The French artist Loris Gréaud will take over an abandoned glass furnace on an island in the Murano district of Venice—famous for producing elaborate glassware—during the biennale this year (13 May-26 November). Gréaud plans to show 1,000 glass pieces made from hourglass sand. The exhibition, called The Unplayed Notes Factory, will be organised by Nicolas Bourriaud, the former director of the Ecole Nationale Supérieure des Beaux-Arts in Paris.
The project will take place on the Campiello della Pescheria site, which has been closed for more than 60 years. “On this occasion, the former glass furnace will be secretly revived and will play host to a whole new trade: an unofficial production line,” says a press statement. “I will reactivate the glass factory and its production. The continuous performance of the glass gaffers [blowers] on site will soon turn into a strange ‘tableau vivant’,” Gréaud adds.

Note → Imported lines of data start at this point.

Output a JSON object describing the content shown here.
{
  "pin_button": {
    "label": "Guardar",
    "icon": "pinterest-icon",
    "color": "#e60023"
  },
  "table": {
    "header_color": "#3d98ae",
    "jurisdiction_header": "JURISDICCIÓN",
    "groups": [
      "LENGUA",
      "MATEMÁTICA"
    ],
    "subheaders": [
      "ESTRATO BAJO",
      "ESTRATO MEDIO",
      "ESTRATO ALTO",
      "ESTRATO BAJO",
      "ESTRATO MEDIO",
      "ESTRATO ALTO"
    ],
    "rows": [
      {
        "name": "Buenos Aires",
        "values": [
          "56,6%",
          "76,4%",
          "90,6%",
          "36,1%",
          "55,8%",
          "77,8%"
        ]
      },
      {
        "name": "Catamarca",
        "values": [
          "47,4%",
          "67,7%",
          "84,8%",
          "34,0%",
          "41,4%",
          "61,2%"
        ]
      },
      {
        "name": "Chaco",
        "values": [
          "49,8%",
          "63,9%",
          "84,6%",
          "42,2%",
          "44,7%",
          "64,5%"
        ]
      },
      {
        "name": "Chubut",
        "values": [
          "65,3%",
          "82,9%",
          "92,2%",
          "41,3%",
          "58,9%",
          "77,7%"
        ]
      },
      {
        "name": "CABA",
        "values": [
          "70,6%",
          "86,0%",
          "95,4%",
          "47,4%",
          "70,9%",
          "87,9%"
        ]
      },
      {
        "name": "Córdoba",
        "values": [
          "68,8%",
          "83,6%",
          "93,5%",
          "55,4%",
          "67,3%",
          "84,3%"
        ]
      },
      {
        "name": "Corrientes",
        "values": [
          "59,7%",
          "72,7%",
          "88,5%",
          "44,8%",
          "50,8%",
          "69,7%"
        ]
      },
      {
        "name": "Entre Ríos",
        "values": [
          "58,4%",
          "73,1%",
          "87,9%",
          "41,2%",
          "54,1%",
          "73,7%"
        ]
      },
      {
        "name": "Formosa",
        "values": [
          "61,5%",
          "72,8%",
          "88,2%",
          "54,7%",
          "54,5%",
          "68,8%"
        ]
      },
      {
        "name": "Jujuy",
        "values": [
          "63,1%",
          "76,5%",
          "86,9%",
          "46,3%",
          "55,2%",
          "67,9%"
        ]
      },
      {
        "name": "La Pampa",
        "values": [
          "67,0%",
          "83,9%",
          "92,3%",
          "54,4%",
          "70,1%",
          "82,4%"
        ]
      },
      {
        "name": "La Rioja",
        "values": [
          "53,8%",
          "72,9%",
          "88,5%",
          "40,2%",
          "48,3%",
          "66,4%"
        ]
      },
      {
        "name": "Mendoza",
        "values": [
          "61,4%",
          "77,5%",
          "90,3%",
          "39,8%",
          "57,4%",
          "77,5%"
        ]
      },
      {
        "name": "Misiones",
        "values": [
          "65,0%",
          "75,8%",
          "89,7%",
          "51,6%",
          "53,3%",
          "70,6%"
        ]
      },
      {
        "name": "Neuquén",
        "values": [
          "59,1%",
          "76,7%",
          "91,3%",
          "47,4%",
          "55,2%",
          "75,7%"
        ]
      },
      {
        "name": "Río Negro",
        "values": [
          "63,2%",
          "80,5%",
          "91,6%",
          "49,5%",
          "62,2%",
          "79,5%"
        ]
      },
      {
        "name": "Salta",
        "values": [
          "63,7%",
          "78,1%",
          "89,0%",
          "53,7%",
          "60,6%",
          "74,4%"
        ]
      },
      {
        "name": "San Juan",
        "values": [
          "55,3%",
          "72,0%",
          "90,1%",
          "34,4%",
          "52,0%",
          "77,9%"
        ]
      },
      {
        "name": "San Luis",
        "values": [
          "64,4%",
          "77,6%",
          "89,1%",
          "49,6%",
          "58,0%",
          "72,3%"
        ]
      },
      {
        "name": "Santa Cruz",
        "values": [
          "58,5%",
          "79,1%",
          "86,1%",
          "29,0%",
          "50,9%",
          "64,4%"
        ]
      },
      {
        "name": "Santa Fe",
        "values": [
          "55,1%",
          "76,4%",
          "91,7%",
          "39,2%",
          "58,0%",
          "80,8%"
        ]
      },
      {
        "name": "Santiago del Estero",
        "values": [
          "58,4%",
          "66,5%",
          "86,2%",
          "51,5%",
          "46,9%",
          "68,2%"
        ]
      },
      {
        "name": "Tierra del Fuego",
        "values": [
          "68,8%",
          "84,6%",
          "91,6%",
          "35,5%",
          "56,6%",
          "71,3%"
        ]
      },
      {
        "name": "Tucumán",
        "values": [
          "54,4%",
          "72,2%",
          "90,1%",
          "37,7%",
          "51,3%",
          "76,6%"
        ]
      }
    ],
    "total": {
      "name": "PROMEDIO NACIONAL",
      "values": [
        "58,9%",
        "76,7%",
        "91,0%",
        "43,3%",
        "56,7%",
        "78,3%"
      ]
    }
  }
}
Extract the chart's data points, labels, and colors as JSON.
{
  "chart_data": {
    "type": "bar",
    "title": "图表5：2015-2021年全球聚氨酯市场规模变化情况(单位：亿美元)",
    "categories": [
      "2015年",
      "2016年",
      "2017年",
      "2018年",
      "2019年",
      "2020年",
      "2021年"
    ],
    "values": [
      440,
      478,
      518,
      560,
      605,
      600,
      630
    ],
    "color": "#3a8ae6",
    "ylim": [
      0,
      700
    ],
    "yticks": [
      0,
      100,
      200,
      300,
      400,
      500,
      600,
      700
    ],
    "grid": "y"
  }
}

The installation is sponsored by Noirmontartproduction, the exhibitions and fabrication company founded by the former dealer Jérôme de Noirmont, and the private Paris-based foundation, Fonds de Dotation Emerige.
The exhibition is part of the Glasstress initiative organised by the Fondazione Berengo, which encompasses this year another show of glass works by 27 contemporary artists, including Ugo Rondinone, Ai Weiwei, and Laure Prouvost, at the Palazzo Franchetti.